There is a split among insurers over a Senate bill (S.40) to create a federal insurance regulator. The bill would authorize the issuance of Federal charters and licenses for carrying on the sale, solicitation, negotiation, and underwriting of insurance or any other insurance operations, provide for a comprehensive system for the Federal regulation and supervision of national insurers and national agencies, and provide for policyholder protections in the event of an insolvency or the impairment of a national insurer. Opponents of the legislation have some heavy ammunition on their side, including two of the industry’s largest political war chests.
AFLAC spent more than a $1 million and NAIFA just shy of that amount to support their cause. By contrast, the two main insurance groups pushing the legislation, the American Insurance Association (AIA) and the American Council of Life Insurers (ACLI), contributed $115,000 and $365,000, respectively, to federal candidates. Read more… The American Council of Life Insurers, one of the two main groups pushing the legislation released a report, Wednesday, May 30th, saying the industry could save more than $5.7 billion annually if it were under the jurisdiction of a single federal regulator rather than state oversight.

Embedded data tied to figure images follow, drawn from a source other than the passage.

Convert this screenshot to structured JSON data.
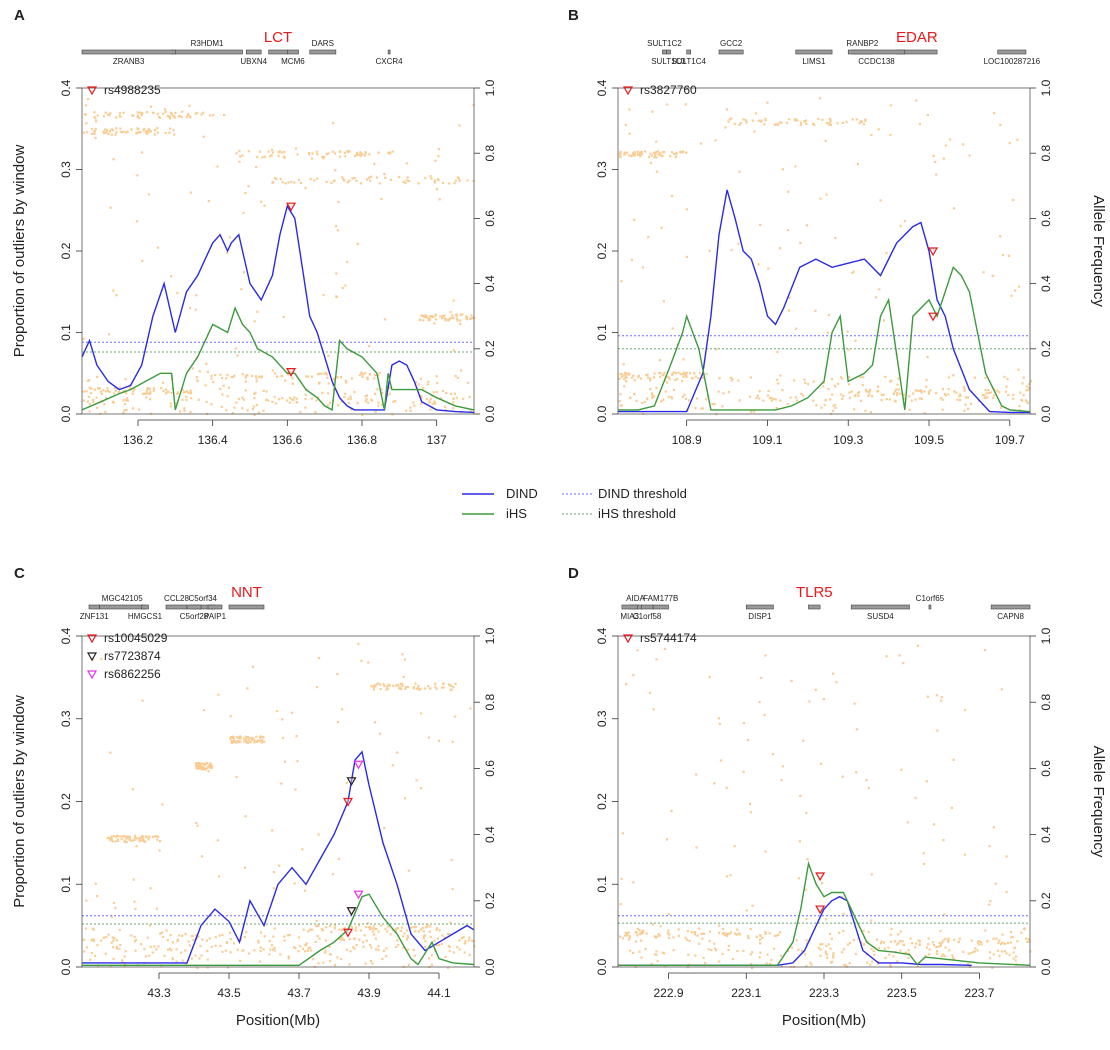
{
  "legend": {
    "dind": "DIND",
    "ihs": "iHS",
    "dind_threshold": "DIND threshold",
    "ihs_threshold": "iHS threshold"
  },
  "colors": {
    "dind": "#2a2ae6",
    "ihs": "#3c9a3c",
    "dind_threshold": "#6a6af0",
    "ihs_threshold": "#6aaa6a",
    "points": "#f9cc94",
    "gene_label": "#e8191c",
    "marker_red": "#e8191c",
    "marker_black": "#222222",
    "marker_magenta": "#e633e6"
  },
  "chart_data": [
    {
      "panel": "A",
      "type": "line",
      "title": "LCT",
      "xlabel": "",
      "ylabel": "Proportion of outliers by window",
      "y2label": "",
      "xlim": [
        136.05,
        137.1
      ],
      "ylim": [
        0,
        0.4
      ],
      "y2lim": [
        0,
        1.0
      ],
      "xticks": [
        136.2,
        136.4,
        136.6,
        136.8,
        137.0
      ],
      "xtick_labels": [
        "136.2",
        "136.4",
        "136.6",
        "136.8",
        "137"
      ],
      "yticks": [
        "0.0",
        "0.1",
        "0.2",
        "0.3",
        "0.4"
      ],
      "y2ticks": [
        "0.0",
        "0.2",
        "0.4",
        "0.6",
        "0.8",
        "1.0"
      ],
      "thresholds": {
        "dind": 0.088,
        "ihs": 0.076
      },
      "genes_top": [
        {
          "name": "R3HDM1",
          "start": 136.29,
          "end": 136.48
        },
        {
          "name": "LCT",
          "start": 136.55,
          "end": 136.6
        },
        {
          "name": "DARS",
          "start": 136.66,
          "end": 136.73
        }
      ],
      "genes_bottom": [
        {
          "name": "ZRANB3",
          "start": 136.05,
          "end": 136.3
        },
        {
          "name": "UBXN4",
          "start": 136.49,
          "end": 136.53
        },
        {
          "name": "MCM6",
          "start": 136.6,
          "end": 136.63
        },
        {
          "name": "CXCR4",
          "start": 136.87,
          "end": 136.875
        }
      ],
      "series": [
        {
          "name": "DIND",
          "x": [
            136.05,
            136.07,
            136.09,
            136.12,
            136.15,
            136.18,
            136.21,
            136.24,
            136.27,
            136.3,
            136.33,
            136.36,
            136.38,
            136.4,
            136.42,
            136.44,
            136.45,
            136.47,
            136.5,
            136.53,
            136.56,
            136.58,
            136.6,
            136.62,
            136.64,
            136.66,
            136.68,
            136.7,
            136.72,
            136.74,
            136.76,
            136.78,
            136.82,
            136.86,
            136.88,
            136.9,
            136.92,
            136.94,
            136.96,
            137.0,
            137.05,
            137.1
          ],
          "values": [
            0.07,
            0.09,
            0.06,
            0.04,
            0.03,
            0.035,
            0.06,
            0.12,
            0.16,
            0.1,
            0.15,
            0.17,
            0.19,
            0.21,
            0.22,
            0.2,
            0.21,
            0.22,
            0.16,
            0.14,
            0.17,
            0.22,
            0.255,
            0.24,
            0.18,
            0.12,
            0.1,
            0.07,
            0.04,
            0.02,
            0.01,
            0.005,
            0.005,
            0.005,
            0.06,
            0.065,
            0.06,
            0.04,
            0.015,
            0.005,
            0.003,
            0.002
          ]
        },
        {
          "name": "iHS",
          "x": [
            136.05,
            136.1,
            136.15,
            136.18,
            136.22,
            136.26,
            136.29,
            136.3,
            136.33,
            136.36,
            136.4,
            136.44,
            136.46,
            136.48,
            136.5,
            136.52,
            136.56,
            136.6,
            136.62,
            136.65,
            136.68,
            136.7,
            136.72,
            136.74,
            136.76,
            136.8,
            136.84,
            136.86,
            136.87,
            136.88,
            136.92,
            136.96,
            137.0,
            137.05,
            137.1
          ],
          "values": [
            0.005,
            0.015,
            0.025,
            0.03,
            0.04,
            0.05,
            0.05,
            0.005,
            0.05,
            0.07,
            0.11,
            0.1,
            0.13,
            0.11,
            0.1,
            0.08,
            0.07,
            0.05,
            0.05,
            0.03,
            0.02,
            0.01,
            0.005,
            0.09,
            0.08,
            0.07,
            0.05,
            0.005,
            0.05,
            0.03,
            0.03,
            0.03,
            0.02,
            0.01,
            0.005
          ]
        }
      ],
      "markers": [
        {
          "label": "rs4988235",
          "color": "red",
          "x": 136.61,
          "dind_y": 0.255,
          "ihs_y": 0.052
        }
      ],
      "allele_bands": [
        {
          "x0": 136.05,
          "x1": 136.4,
          "freq": 0.92
        },
        {
          "x0": 136.05,
          "x1": 136.3,
          "freq": 0.87
        },
        {
          "x0": 136.45,
          "x1": 136.88,
          "freq": 0.8
        },
        {
          "x0": 136.55,
          "x1": 137.1,
          "freq": 0.72
        },
        {
          "x0": 136.05,
          "x1": 136.35,
          "freq": 0.075
        },
        {
          "x0": 136.35,
          "x1": 136.85,
          "freq": 0.12
        },
        {
          "x0": 136.05,
          "x1": 137.1,
          "freq": 0.045
        },
        {
          "x0": 136.95,
          "x1": 137.1,
          "freq": 0.3
        }
      ]
    },
    {
      "panel": "B",
      "type": "line",
      "title": "EDAR",
      "xlabel": "",
      "ylabel": "",
      "y2label": "Allele Frequency",
      "xlim": [
        108.73,
        109.75
      ],
      "ylim": [
        0,
        0.4
      ],
      "y2lim": [
        0,
        1.0
      ],
      "xticks": [
        108.9,
        109.1,
        109.3,
        109.5,
        109.7
      ],
      "xtick_labels": [
        "108.9",
        "109.1",
        "109.3",
        "109.5",
        "109.7"
      ],
      "yticks": [
        "0.0",
        "0.1",
        "0.2",
        "0.3",
        "0.4"
      ],
      "y2ticks": [
        "0.0",
        "0.2",
        "0.4",
        "0.6",
        "0.8",
        "1.0"
      ],
      "thresholds": {
        "dind": 0.096,
        "ihs": 0.08
      },
      "genes_top": [
        {
          "name": "SULT1C2",
          "start": 108.84,
          "end": 108.85
        },
        {
          "name": "GCC2",
          "start": 108.98,
          "end": 109.04
        },
        {
          "name": "RANBP2",
          "start": 109.31,
          "end": 109.36
        },
        {
          "name": "EDAR",
          "start": 109.42,
          "end": 109.52
        }
      ],
      "genes_bottom": [
        {
          "name": "SULT1C3",
          "start": 108.85,
          "end": 108.86
        },
        {
          "name": "SULT1C4",
          "start": 108.9,
          "end": 108.91
        },
        {
          "name": "LIMS1",
          "start": 109.17,
          "end": 109.26
        },
        {
          "name": "CCDC138",
          "start": 109.3,
          "end": 109.44
        },
        {
          "name": "LOC100287216",
          "start": 109.67,
          "end": 109.74
        }
      ],
      "series": [
        {
          "name": "DIND",
          "x": [
            108.73,
            108.85,
            108.9,
            108.94,
            108.96,
            108.98,
            109.0,
            109.02,
            109.04,
            109.06,
            109.08,
            109.1,
            109.12,
            109.14,
            109.18,
            109.22,
            109.26,
            109.3,
            109.34,
            109.38,
            109.42,
            109.46,
            109.48,
            109.5,
            109.52,
            109.54,
            109.56,
            109.6,
            109.65,
            109.7,
            109.75
          ],
          "values": [
            0.003,
            0.003,
            0.003,
            0.05,
            0.12,
            0.22,
            0.275,
            0.24,
            0.2,
            0.19,
            0.16,
            0.12,
            0.11,
            0.13,
            0.18,
            0.19,
            0.18,
            0.185,
            0.19,
            0.17,
            0.21,
            0.23,
            0.235,
            0.2,
            0.14,
            0.12,
            0.08,
            0.03,
            0.003,
            0.002,
            0.002
          ]
        },
        {
          "name": "iHS",
          "x": [
            108.73,
            108.78,
            108.82,
            108.86,
            108.89,
            108.9,
            108.93,
            108.96,
            109.0,
            109.05,
            109.1,
            109.12,
            109.16,
            109.2,
            109.24,
            109.26,
            109.28,
            109.3,
            109.34,
            109.36,
            109.38,
            109.4,
            109.44,
            109.46,
            109.5,
            109.52,
            109.56,
            109.58,
            109.6,
            109.64,
            109.68,
            109.7,
            109.75
          ],
          "values": [
            0.005,
            0.005,
            0.01,
            0.06,
            0.1,
            0.12,
            0.08,
            0.005,
            0.005,
            0.005,
            0.005,
            0.005,
            0.01,
            0.02,
            0.04,
            0.1,
            0.12,
            0.04,
            0.05,
            0.06,
            0.12,
            0.14,
            0.005,
            0.12,
            0.14,
            0.12,
            0.18,
            0.17,
            0.15,
            0.05,
            0.01,
            0.005,
            0.003
          ]
        }
      ],
      "markers": [
        {
          "label": "rs3827760",
          "color": "red",
          "x": 109.51,
          "dind_y": 0.2,
          "ihs_y": 0.12
        }
      ],
      "allele_bands": [
        {
          "x0": 108.99,
          "x1": 109.35,
          "freq": 0.9
        },
        {
          "x0": 108.73,
          "x1": 108.9,
          "freq": 0.8
        },
        {
          "x0": 108.73,
          "x1": 109.75,
          "freq": 0.05
        },
        {
          "x0": 109.3,
          "x1": 109.75,
          "freq": 0.07
        },
        {
          "x0": 108.73,
          "x1": 108.95,
          "freq": 0.12
        }
      ]
    },
    {
      "panel": "C",
      "type": "line",
      "title": "NNT",
      "xlabel": "Position(Mb)",
      "ylabel": "Proportion of outliers by window",
      "y2label": "",
      "xlim": [
        43.08,
        44.2
      ],
      "ylim": [
        0,
        0.4
      ],
      "y2lim": [
        0,
        1.0
      ],
      "xticks": [
        43.3,
        43.5,
        43.7,
        43.9,
        44.1
      ],
      "xtick_labels": [
        "43.3",
        "43.5",
        "43.7",
        "43.9",
        "44.1"
      ],
      "yticks": [
        "0.0",
        "0.1",
        "0.2",
        "0.3",
        "0.4"
      ],
      "y2ticks": [
        "0.0",
        "0.2",
        "0.4",
        "0.6",
        "0.8",
        "1.0"
      ],
      "thresholds": {
        "dind": 0.062,
        "ihs": 0.052
      },
      "genes_top": [
        {
          "name": "MGC42105",
          "start": 43.13,
          "end": 43.26
        },
        {
          "name": "CCL28",
          "start": 43.32,
          "end": 43.38
        },
        {
          "name": "C5orf34",
          "start": 43.39,
          "end": 43.46
        },
        {
          "name": "NNT",
          "start": 43.5,
          "end": 43.6
        }
      ],
      "genes_bottom": [
        {
          "name": "ZNF131",
          "start": 43.1,
          "end": 43.13
        },
        {
          "name": "HMGCS1",
          "start": 43.25,
          "end": 43.27
        },
        {
          "name": "C5orf28",
          "start": 43.38,
          "end": 43.42
        },
        {
          "name": "PAIP1",
          "start": 43.44,
          "end": 43.48
        }
      ],
      "series": [
        {
          "name": "DIND",
          "x": [
            43.08,
            43.2,
            43.3,
            43.38,
            43.42,
            43.46,
            43.5,
            43.53,
            43.56,
            43.6,
            43.64,
            43.68,
            43.72,
            43.76,
            43.8,
            43.84,
            43.86,
            43.88,
            43.9,
            43.94,
            43.98,
            44.02,
            44.06,
            44.1,
            44.14,
            44.18,
            44.2
          ],
          "values": [
            0.005,
            0.005,
            0.005,
            0.005,
            0.05,
            0.07,
            0.055,
            0.03,
            0.08,
            0.05,
            0.1,
            0.12,
            0.1,
            0.13,
            0.16,
            0.2,
            0.25,
            0.26,
            0.22,
            0.15,
            0.1,
            0.04,
            0.02,
            0.03,
            0.04,
            0.05,
            0.045
          ]
        },
        {
          "name": "iHS",
          "x": [
            43.08,
            43.3,
            43.5,
            43.7,
            43.76,
            43.8,
            43.84,
            43.86,
            43.88,
            43.9,
            43.94,
            43.98,
            44.02,
            44.04,
            44.08,
            44.1,
            44.14,
            44.2
          ],
          "values": [
            0.002,
            0.002,
            0.002,
            0.002,
            0.02,
            0.03,
            0.045,
            0.065,
            0.085,
            0.088,
            0.06,
            0.04,
            0.01,
            0.003,
            0.03,
            0.01,
            0.005,
            0.003
          ]
        }
      ],
      "markers": [
        {
          "label": "rs10045029",
          "color": "red",
          "x": 43.84,
          "dind_y": 0.2,
          "ihs_y": 0.042
        },
        {
          "label": "rs7723874",
          "color": "black",
          "x": 43.85,
          "dind_y": 0.225,
          "ihs_y": 0.068
        },
        {
          "label": "rs6862256",
          "color": "magenta",
          "x": 43.87,
          "dind_y": 0.245,
          "ihs_y": 0.088
        }
      ],
      "allele_bands": [
        {
          "x0": 43.5,
          "x1": 43.6,
          "freq": 0.69
        },
        {
          "x0": 43.4,
          "x1": 43.45,
          "freq": 0.61
        },
        {
          "x0": 43.15,
          "x1": 43.3,
          "freq": 0.39
        },
        {
          "x0": 43.08,
          "x1": 44.2,
          "freq": 0.06
        },
        {
          "x0": 43.08,
          "x1": 44.2,
          "freq": 0.09
        },
        {
          "x0": 43.7,
          "x1": 44.1,
          "freq": 0.12
        },
        {
          "x0": 43.9,
          "x1": 44.15,
          "freq": 0.85
        }
      ]
    },
    {
      "panel": "D",
      "type": "line",
      "title": "TLR5",
      "xlabel": "Position(Mb)",
      "ylabel": "",
      "y2label": "Allele Frequency",
      "xlim": [
        222.77,
        223.83
      ],
      "ylim": [
        0,
        0.4
      ],
      "y2lim": [
        0,
        1.0
      ],
      "xticks": [
        222.9,
        223.1,
        223.3,
        223.5,
        223.7
      ],
      "xtick_labels": [
        "222.9",
        "223.1",
        "223.3",
        "223.5",
        "223.7"
      ],
      "yticks": [
        "0.0",
        "0.1",
        "0.2",
        "0.3",
        "0.4"
      ],
      "y2ticks": [
        "0.0",
        "0.2",
        "0.4",
        "0.6",
        "0.8",
        "1.0"
      ],
      "thresholds": {
        "dind": 0.062,
        "ihs": 0.053
      },
      "genes_top": [
        {
          "name": "AIDA",
          "start": 222.8,
          "end": 222.83
        },
        {
          "name": "FAM177B",
          "start": 222.86,
          "end": 222.9
        },
        {
          "name": "TLR5",
          "start": 223.26,
          "end": 223.29
        },
        {
          "name": "C1orf65",
          "start": 223.57,
          "end": 223.575
        }
      ],
      "genes_bottom": [
        {
          "name": "MIA3",
          "start": 222.78,
          "end": 222.82
        },
        {
          "name": "C1orf58",
          "start": 222.83,
          "end": 222.86
        },
        {
          "name": "DISP1",
          "start": 223.1,
          "end": 223.17
        },
        {
          "name": "SUSD4",
          "start": 223.37,
          "end": 223.52
        },
        {
          "name": "CAPN8",
          "start": 223.73,
          "end": 223.83
        }
      ],
      "series": [
        {
          "name": "DIND",
          "x": [
            222.77,
            223.18,
            223.22,
            223.25,
            223.28,
            223.3,
            223.32,
            223.34,
            223.36,
            223.38,
            223.4,
            223.44,
            223.5,
            223.55,
            223.6,
            223.68
          ],
          "values": [
            0.002,
            0.002,
            0.005,
            0.02,
            0.05,
            0.07,
            0.08,
            0.085,
            0.08,
            0.05,
            0.02,
            0.005,
            0.005,
            0.003,
            0.003,
            0.002
          ]
        },
        {
          "name": "iHS",
          "x": [
            222.77,
            223.18,
            223.22,
            223.24,
            223.26,
            223.28,
            223.3,
            223.32,
            223.35,
            223.38,
            223.41,
            223.44,
            223.48,
            223.52,
            223.54,
            223.56,
            223.6,
            223.7,
            223.83
          ],
          "values": [
            0.002,
            0.002,
            0.03,
            0.07,
            0.125,
            0.1,
            0.085,
            0.09,
            0.09,
            0.06,
            0.03,
            0.02,
            0.018,
            0.015,
            0.003,
            0.012,
            0.01,
            0.005,
            0.002
          ]
        }
      ],
      "markers": [
        {
          "label": "rs5744174",
          "color": "red",
          "x": 223.29,
          "dind_y": 0.07,
          "ihs_y": 0.11
        }
      ],
      "allele_bands": [
        {
          "x0": 222.77,
          "x1": 223.83,
          "freq": 0.05
        },
        {
          "x0": 222.77,
          "x1": 223.2,
          "freq": 0.1
        },
        {
          "x0": 223.35,
          "x1": 223.83,
          "freq": 0.08
        }
      ]
    }
  ],
  "panel_letters": [
    "A",
    "B",
    "C",
    "D"
  ]
}
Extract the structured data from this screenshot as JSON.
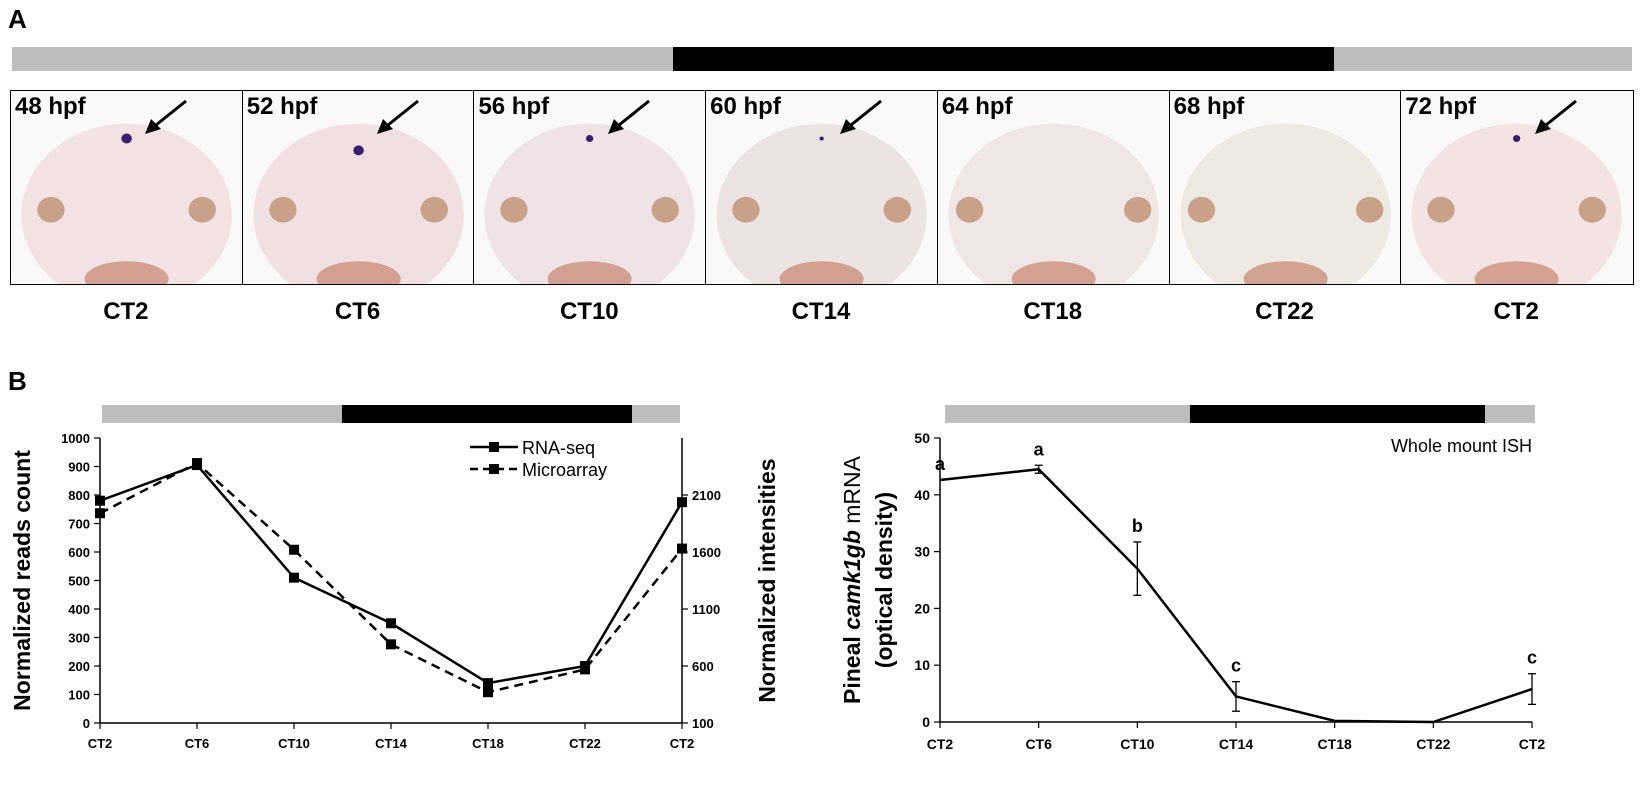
{
  "panel_a": {
    "letter": "A",
    "bar_segments": [
      "light",
      "dark",
      "light"
    ],
    "frames": [
      {
        "hpf": "48 hpf",
        "ct": "CT2",
        "arrow": true,
        "signal": "strong"
      },
      {
        "hpf": "52 hpf",
        "ct": "CT6",
        "arrow": true,
        "signal": "strong"
      },
      {
        "hpf": "56 hpf",
        "ct": "CT10",
        "arrow": true,
        "signal": "medium"
      },
      {
        "hpf": "60 hpf",
        "ct": "CT14",
        "arrow": true,
        "signal": "weak"
      },
      {
        "hpf": "64 hpf",
        "ct": "CT18",
        "arrow": false,
        "signal": "none"
      },
      {
        "hpf": "68 hpf",
        "ct": "CT22",
        "arrow": false,
        "signal": "none"
      },
      {
        "hpf": "72 hpf",
        "ct": "CT2",
        "arrow": true,
        "signal": "medium"
      }
    ]
  },
  "panel_b": {
    "letter": "B"
  },
  "chart_data": [
    {
      "type": "line",
      "categories": [
        "CT2",
        "CT6",
        "CT10",
        "CT14",
        "CT18",
        "CT22",
        "CT2"
      ],
      "ylabel": "Normalized reads count",
      "y2label": "Normalized intensities",
      "ylim": [
        0,
        1000
      ],
      "yticks": [
        0,
        100,
        200,
        300,
        400,
        500,
        600,
        700,
        800,
        900,
        1000
      ],
      "y2lim": [
        100,
        2600
      ],
      "y2ticks": [
        100,
        600,
        1100,
        1600,
        2100
      ],
      "legend_position": "top-right",
      "series": [
        {
          "name": "RNA-seq",
          "axis": "left",
          "style": "solid",
          "values": [
            780,
            905,
            510,
            350,
            140,
            200,
            775
          ]
        },
        {
          "name": "Microarray",
          "axis": "right",
          "style": "dashed",
          "values": [
            1940,
            2380,
            1620,
            790,
            370,
            570,
            1630
          ]
        }
      ]
    },
    {
      "type": "line",
      "categories": [
        "CT2",
        "CT6",
        "CT10",
        "CT14",
        "CT18",
        "CT22",
        "CT2"
      ],
      "ylabel_prefix": "Pineal ",
      "ylabel_gene": "camk1gb",
      "ylabel_suffix": " mRNA",
      "ylabel_line2": "(optical density)",
      "ylim": [
        0,
        50
      ],
      "yticks": [
        0,
        10,
        20,
        30,
        40,
        50
      ],
      "annotation": "Whole mount ISH",
      "series": [
        {
          "values": [
            42.6,
            44.5,
            27.0,
            4.5,
            0.2,
            0.0,
            5.8
          ],
          "errors": [
            0,
            0.7,
            4.7,
            2.6,
            0,
            0,
            2.7
          ],
          "letters": [
            "a",
            "a",
            "b",
            "c",
            "",
            "",
            "c"
          ]
        }
      ]
    }
  ]
}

The study, conducted by Steven Pottier, associate professor of insurance at the University of Georgia, found the $5 trillion life insurance industry would be able to save money by reducing the filing of regulatory reports, streamlining consumer complaints and undergoing fewer exams. "The cost savings would be associated with rather than responding to the regulatory requirements to 51 jurisdictions — which vary some from one jurisdiction to another — you are going to be under one primary regulatory," Pottier said. So with the prospect of such big cost savings should this legislation be a no brainer??